Resistors possess inertia; they don't like to have their status as a resistor
altered without a definitive cost. This cost - we have come to know -
is the cost of supplying power to its resistance acting as a load.
And if we make the mistake of supplying too much power to a load, the
load retaliates with heat or - worse – sudden breakdown.
But in the case of an LMD module acting as an intermediate source of
power for a load, it merely intermediates its supply of power to a
load through other whirlpools of reactive power who have to interact
with loads directly. Yet, if merely one whirlpool stands aloof from
having to deal with the real world of positive resistors, and merely
induce kinetic motion to other whirlpools who directly deal with
positively resistive loads, then its own kinetic inertia is preserved
while periodically boosting the waning inertia of other whirlpools.
Amperage knows no resistance. That's the job of voltage. Voltage knows no
motion. That's the job of amperage. Whirlpools of reactive power can
specialize in whether they want to focus on setting forces to move in
the real world of matter, heat and light, or else they can remain
aloof and exclusively deal with other whirlpools of reactive power at
very little – if any – cost to themselves, because it takes very
little – if any – energy to transfer its own reactive power to
another whirlpool wanting more reactive power.

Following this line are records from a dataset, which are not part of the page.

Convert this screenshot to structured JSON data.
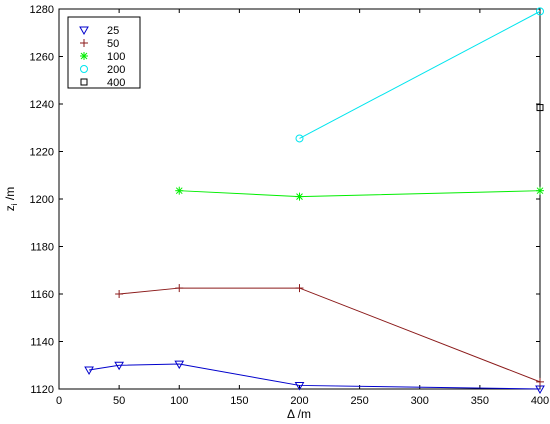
{
  "chart_data": {
    "type": "line",
    "title": "",
    "xlabel": "Δ /m",
    "ylabel": "z",
    "ylabel_subscript": "i",
    "ylabel_unit": " /m",
    "xlim": [
      0,
      400
    ],
    "ylim": [
      1120,
      1280
    ],
    "xticks": [
      0,
      50,
      100,
      150,
      200,
      250,
      300,
      350,
      400
    ],
    "yticks": [
      1120,
      1140,
      1160,
      1180,
      1200,
      1220,
      1240,
      1260,
      1280
    ],
    "grid": false,
    "legend_position": "top-left",
    "series": [
      {
        "name": "25",
        "color": "#0000cc",
        "marker": "triangle-down",
        "x": [
          25,
          50,
          100,
          200,
          400
        ],
        "y": [
          1128,
          1130,
          1130.5,
          1121.5,
          1120
        ]
      },
      {
        "name": "50",
        "color": "#8b1a1a",
        "marker": "plus",
        "x": [
          50,
          100,
          200,
          400
        ],
        "y": [
          1160,
          1162.5,
          1162.5,
          1123
        ]
      },
      {
        "name": "100",
        "color": "#00ee00",
        "marker": "asterisk",
        "x": [
          100,
          200,
          400
        ],
        "y": [
          1203.5,
          1201,
          1203.5
        ]
      },
      {
        "name": "200",
        "color": "#00e5ee",
        "marker": "circle",
        "x": [
          200,
          400
        ],
        "y": [
          1225.5,
          1279
        ]
      },
      {
        "name": "400",
        "color": "#000000",
        "marker": "square",
        "x": [
          400
        ],
        "y": [
          1238.5
        ]
      }
    ]
  }
}
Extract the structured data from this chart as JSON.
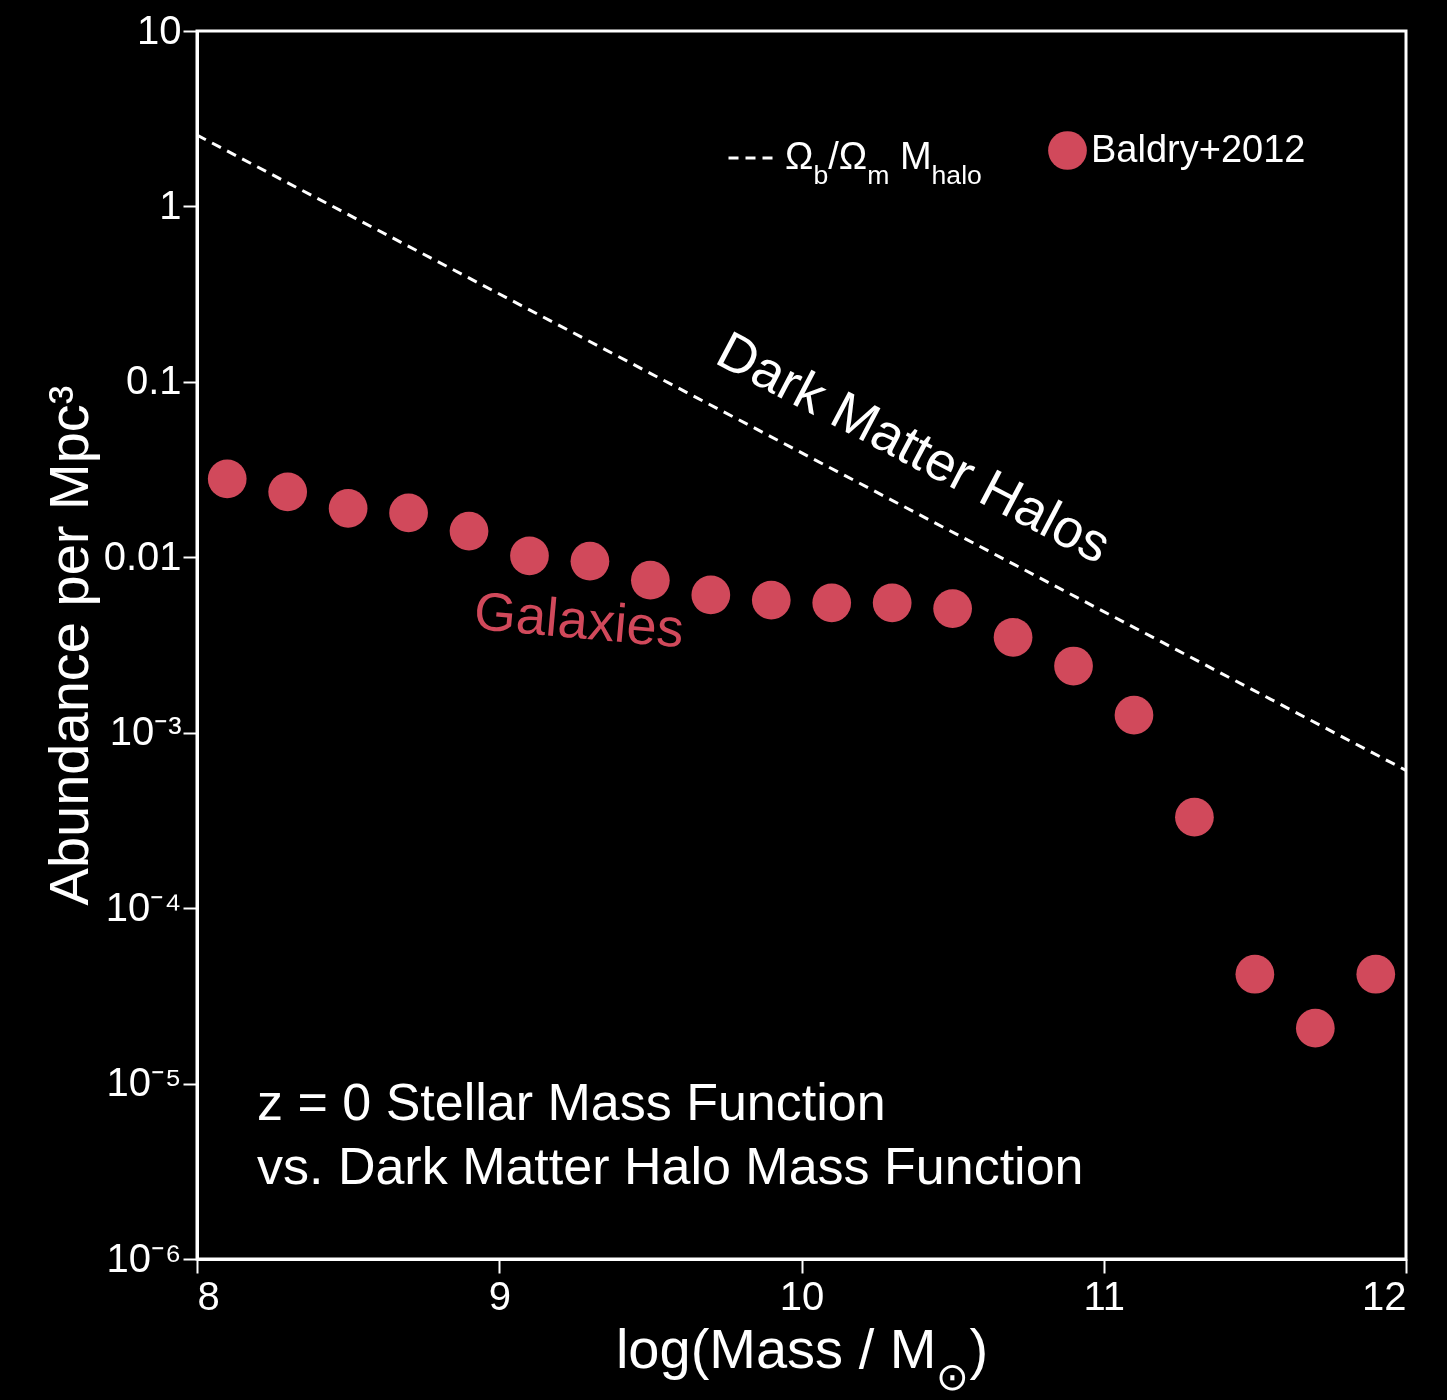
{
  "chart_data": {
    "type": "scatter",
    "xlabel": "log(Mass / M$_{⊙}$)",
    "ylabel": "Abundance per Mpc³",
    "log": "y",
    "grid": false,
    "legend": "top right",
    "xlim": [
      8,
      12
    ],
    "xticks": [
      8,
      9,
      10,
      11,
      12
    ],
    "ylim": [
      1e-06,
      10
    ],
    "yticks": [
      {
        "value": 1e-06,
        "label": "10⁻⁶"
      },
      {
        "value": 1e-05,
        "label": "10⁻⁵"
      },
      {
        "value": 0.0001,
        "label": "10⁻⁴"
      },
      {
        "value": 0.001,
        "label": "10⁻³"
      },
      0.01,
      0.1,
      1,
      10
    ],
    "series": [
      {
        "name": "Ω$_{b}$/Ω$_{m}$ M$_{halo}$",
        "type": "line",
        "line_style": "dashed",
        "color": "#ffffff",
        "x": [
          8,
          12
        ],
        "values": [
          2.55,
          0.00061
        ]
      },
      {
        "name": "Baldry+2012",
        "marker": "circle",
        "color": "#d1495b",
        "x": [
          8.1,
          8.3,
          8.5,
          8.7,
          8.9,
          9.1,
          9.3,
          9.5,
          9.7,
          9.9,
          10.1,
          10.3,
          10.5,
          10.7,
          10.9,
          11.1,
          11.3,
          11.5,
          11.7,
          11.9
        ],
        "values": [
          0.028,
          0.0236,
          0.019,
          0.0179,
          0.0141,
          0.0102,
          0.0095,
          0.0074,
          0.0061,
          0.0057,
          0.0055,
          0.0055,
          0.0051,
          0.0035,
          0.0024,
          0.00126,
          0.00033,
          4.2e-05,
          2.07e-05,
          4.2e-05
        ]
      }
    ],
    "annotations": [
      {
        "text": "Dark Matter Halos",
        "x": 10.2,
        "y": 0.026
      },
      {
        "text": "Galaxies",
        "x": 9.3,
        "y": 0.0095
      },
      "z = 0 Stellar Mass Function",
      "vs. Dark Matter Halo Mass Function"
    ]
  }
}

The funny thing about
isolated whirlpools is that they get a kick out of demands made upon
themselves to serve up more energy to other whirlpools whose task is
to lose that power by way of dissipation. This kick amplifies the
aloof whirlpool, rather than slowing it down, since it knows no
resistance – hence, it knows no voltage, either. Without a voltage
drop, amperage can wildly escalate itself; heal itself of having
spent itself in service towards other whirlpools who can't possibly
heal themselves who have been wound down in direct service towards
the outside world of non-reactive power.